Interpretive Summary: Maintaining soil organic matter levels in drylands of the northern Great Plains is needed not only to increase C sequestration for C trading and mitigate greenhouse gases, such as CO2, but also to improve soil quality for increasing crop production. An increase in soil organic C content of 0.58 Mg ha-1 in the surface 3 cm of soil can increase wheat grain yield by 15.6 kg ha-1 due to enhanced soil structure and improved soil water-nutrient-crop productivity relationships. The enhanced soil aggregation and crop residue C can also reduce soil erosion, especially in semi-arid regions where soil erosion due to action of wind is greater than in humid regions. The 21-yr effects of combinations of three tillage frequencies and three cropping systems were evaluated on dryland crop biomass returned to the soil, residue C, and soil C fractions at the 0 to 20 cm depth in eastern Montana. Tillage frequencies were no-till (NT), spring till (ST), and fall and spring till (FST) and cropping systems were continuous spring wheat (CW), spring wheat-barley (1984-1999) followed by spring wheat-pea (2000-2004) (W-B/P), and spring wheat-fallow (W-F). Carbon fractions were soil organic C (SOC), soil inorganic C (SIC), particulate organic C (POC), microbial biomass C (MBC), and potential C mineralization (PCM). Mean annualized crop biomass was greater in NTCW, STCW, FSTCW, and FSTW-B/P than in STW-F. Soil surface residue amount and C content in 2004 were greater in NTCW and FSTCW than in STW-F. As a result, soil C fractions at 0 to 20 cm were also greater in all other treatments than in STW-F due to increased C input. At 0 to 5 cm, SOC, SIC, POC, and PCM were greater in NTCW than in FSTW-B/P. At 5 to 20 cm, POC was greater in NTCW than in FSTW-B/P and PCM was greater in STCW than in FSTCW. Reduced tillage with continuous cropping increased dryland crop biomass, residue C, and soil C fractions compared with the conventional system, such as STW-F, after 21 yr, thereby increasing soil C sequestration and biological soil quality in the northern Great Plains. The NTCW and STCW sequestered C at 214 kg C ha-1 yr-1 while STW-F lost C at 186 kg C ha-1 yr-1. Increase in tillage frequency, followed by replacement of CW by W-B/P in the continuous cropping system, however, reduced soil C fractions.

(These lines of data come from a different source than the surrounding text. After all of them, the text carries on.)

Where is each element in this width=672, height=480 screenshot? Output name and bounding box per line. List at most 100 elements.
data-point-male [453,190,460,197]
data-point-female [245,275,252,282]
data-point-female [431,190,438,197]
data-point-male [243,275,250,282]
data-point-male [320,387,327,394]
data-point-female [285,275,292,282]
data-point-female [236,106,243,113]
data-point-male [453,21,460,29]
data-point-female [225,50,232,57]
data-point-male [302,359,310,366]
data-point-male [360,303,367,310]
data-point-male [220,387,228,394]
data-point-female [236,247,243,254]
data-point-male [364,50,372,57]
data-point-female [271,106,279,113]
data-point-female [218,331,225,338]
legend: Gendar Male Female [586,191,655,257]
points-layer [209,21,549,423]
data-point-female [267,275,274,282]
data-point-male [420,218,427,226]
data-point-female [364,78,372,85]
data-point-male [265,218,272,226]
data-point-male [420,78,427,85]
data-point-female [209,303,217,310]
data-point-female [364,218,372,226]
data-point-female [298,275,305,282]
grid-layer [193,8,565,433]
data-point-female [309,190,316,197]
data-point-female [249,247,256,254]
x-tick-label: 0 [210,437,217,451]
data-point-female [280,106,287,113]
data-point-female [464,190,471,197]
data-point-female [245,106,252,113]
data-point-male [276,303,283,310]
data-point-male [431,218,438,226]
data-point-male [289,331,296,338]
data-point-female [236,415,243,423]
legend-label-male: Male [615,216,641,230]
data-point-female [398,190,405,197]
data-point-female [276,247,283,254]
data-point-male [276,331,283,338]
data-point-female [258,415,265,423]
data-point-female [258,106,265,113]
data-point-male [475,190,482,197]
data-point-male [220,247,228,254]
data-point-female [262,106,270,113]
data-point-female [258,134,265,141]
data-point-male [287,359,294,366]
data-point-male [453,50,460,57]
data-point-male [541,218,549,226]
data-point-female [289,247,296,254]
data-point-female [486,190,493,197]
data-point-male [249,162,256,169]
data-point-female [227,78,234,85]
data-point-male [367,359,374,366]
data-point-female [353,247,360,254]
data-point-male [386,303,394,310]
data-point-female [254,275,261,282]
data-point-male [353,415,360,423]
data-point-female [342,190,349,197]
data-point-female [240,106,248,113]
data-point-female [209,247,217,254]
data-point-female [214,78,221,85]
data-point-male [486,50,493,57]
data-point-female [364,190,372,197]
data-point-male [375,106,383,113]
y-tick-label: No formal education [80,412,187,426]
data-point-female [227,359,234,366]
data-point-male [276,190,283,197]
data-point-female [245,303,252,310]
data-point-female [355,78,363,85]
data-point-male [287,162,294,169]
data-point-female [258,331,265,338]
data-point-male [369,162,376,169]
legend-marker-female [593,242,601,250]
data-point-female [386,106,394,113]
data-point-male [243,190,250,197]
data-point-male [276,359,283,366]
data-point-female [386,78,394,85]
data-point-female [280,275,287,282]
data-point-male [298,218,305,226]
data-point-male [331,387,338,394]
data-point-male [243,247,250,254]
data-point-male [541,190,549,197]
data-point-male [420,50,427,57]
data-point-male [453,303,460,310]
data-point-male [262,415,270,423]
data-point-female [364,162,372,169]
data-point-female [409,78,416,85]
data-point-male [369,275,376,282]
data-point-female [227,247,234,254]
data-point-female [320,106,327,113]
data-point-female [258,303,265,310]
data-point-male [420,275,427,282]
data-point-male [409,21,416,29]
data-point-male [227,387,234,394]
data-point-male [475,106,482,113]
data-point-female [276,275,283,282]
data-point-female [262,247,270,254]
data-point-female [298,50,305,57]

Technical Abstract: Long-term soil and crop management practices are needed to increase dryland C sequestration for C trading and C fractions to improve soil quality. We evaluated the 21-yr effects of combinations of three tillage frequencies and three cropping systems on dryland crop biomass returned to the soil, residue C, and soil C fractions at the 0 to 20 cm depth. Tillage frequencies were no-till (NT), spring till (ST), and fall and spring till (FST) and cropping systems were continuous spring wheat (Triticum aestivum L.) (CW), spring wheat-barley (Hordeum vulgare L) (1984-1999) followed by spring wheat-pea (Pisum sativum L.) (2000-2004) (W-B/P), and spring wheat-fallow (W-F). Carbon fractions were soil organic C (SOC), soil inorganic C (SIC), particulate organic C (POC), microbial biomass C (MBC), and potential C mineralization (PCM). A field experiment was conducted from 1984 to 2004 in Dooley sandy loam (fine-loamy, mixed, frigid, Typic Argiboroll) in eastern Montana. Mean annualized crop biomass was 53 to 66% greater in NTCW, STCW, FSTCW, and FSTW-B/P than in STW-F. Soil surface residue amount and C content in 2004 were 46 to 60% greater in NTCW and FSTCW than in STW-F. As a result, soil C fractions at 0 to 20 cm were 23 to 141% greater in all other treatments than in STW-F due to increased C input. At 0 to 5 cm, SOC, SIC, POC, and PCM were greater in NTCW than in FSTW-B/P. At 5 to 20 cm, POC was greater in NTCW than in FSTW-B/P and PCM was greater in STCW than in FSTCW. Reduced tillage with continuous cropping increased dryland crop biomass, residue C, and soil C fractions compared with the conventional system, such as STW-F, after 21 yr, thereby increasing soil C sequestration and biological soil quality. Increase in tillage frequency, followed by replacement of CW by W-B/P in the continuous cropping system, however, reduced soil C fractions.